Most of the cinematography and film editing nominees are for movies that have been front-runners for other major awards throughout the long season and it is both disrespectful and self-defeating to diminish their importance.

Again, pity the producers. They are torn between wanting to do right by the nominees and wanting to do right by ABC, which is footing the costly show and hoping to both slow its ratings slide and attract a new generation of Oscar fans.

The awards season success of “Black Panther,” culminating with a SAG ensemble award and seven Oscar nominations, is a boost to show’s appeal to younger viewers. You will notice that none of the categories for which it is nominated will come up during commercials.
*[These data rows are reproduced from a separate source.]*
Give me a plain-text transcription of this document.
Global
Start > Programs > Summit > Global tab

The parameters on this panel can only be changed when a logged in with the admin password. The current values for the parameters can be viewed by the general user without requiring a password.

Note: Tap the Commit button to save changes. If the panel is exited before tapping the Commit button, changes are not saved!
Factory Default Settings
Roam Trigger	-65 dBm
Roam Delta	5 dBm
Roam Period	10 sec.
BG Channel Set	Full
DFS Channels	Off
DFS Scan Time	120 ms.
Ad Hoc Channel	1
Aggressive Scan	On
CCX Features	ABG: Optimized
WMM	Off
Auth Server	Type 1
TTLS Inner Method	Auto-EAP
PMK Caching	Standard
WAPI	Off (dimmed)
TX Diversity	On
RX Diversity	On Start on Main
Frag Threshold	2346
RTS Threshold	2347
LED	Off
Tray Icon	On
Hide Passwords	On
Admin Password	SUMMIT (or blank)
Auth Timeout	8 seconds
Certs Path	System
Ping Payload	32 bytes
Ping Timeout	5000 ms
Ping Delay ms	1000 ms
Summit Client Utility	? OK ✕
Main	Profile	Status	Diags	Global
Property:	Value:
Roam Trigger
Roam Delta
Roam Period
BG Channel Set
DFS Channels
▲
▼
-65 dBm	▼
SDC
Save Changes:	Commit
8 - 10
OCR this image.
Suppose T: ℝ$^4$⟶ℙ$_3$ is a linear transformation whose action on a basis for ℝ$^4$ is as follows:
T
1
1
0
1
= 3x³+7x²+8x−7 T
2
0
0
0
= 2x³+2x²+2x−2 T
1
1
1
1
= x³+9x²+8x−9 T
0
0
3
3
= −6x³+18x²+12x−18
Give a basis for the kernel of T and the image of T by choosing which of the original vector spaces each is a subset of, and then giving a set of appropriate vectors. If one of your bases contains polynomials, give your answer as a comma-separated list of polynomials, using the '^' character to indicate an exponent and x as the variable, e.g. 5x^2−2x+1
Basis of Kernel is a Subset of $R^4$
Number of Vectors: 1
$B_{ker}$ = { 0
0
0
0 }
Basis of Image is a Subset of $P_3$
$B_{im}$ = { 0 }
Moving the show up has put a little squeeze on the interlopers’ schedules and all the other less visible events that take up the talents’ time. But the inherent problem of shoving a show with 24 presentations, plus song performances, a memoriam, special awards, clips and whatever else is deemed essential and all those commercials into a three-hour window is nearly impossible.

Here’s an idea for the future: how about starting the telecast at 4 o’clock on the west coast instead of five and handing out awards for those short films and some of the technical categories in that hour? That way, every winner will have his or her moment, and we’ll all get to bed at a reasonable hour even if the show runs its usual three and a half hours.

I can hear fans of the red carpet ritual starting to groan, but if you’re that interested in gowns and awkward gab, you’d watch them an hour earlier and like it.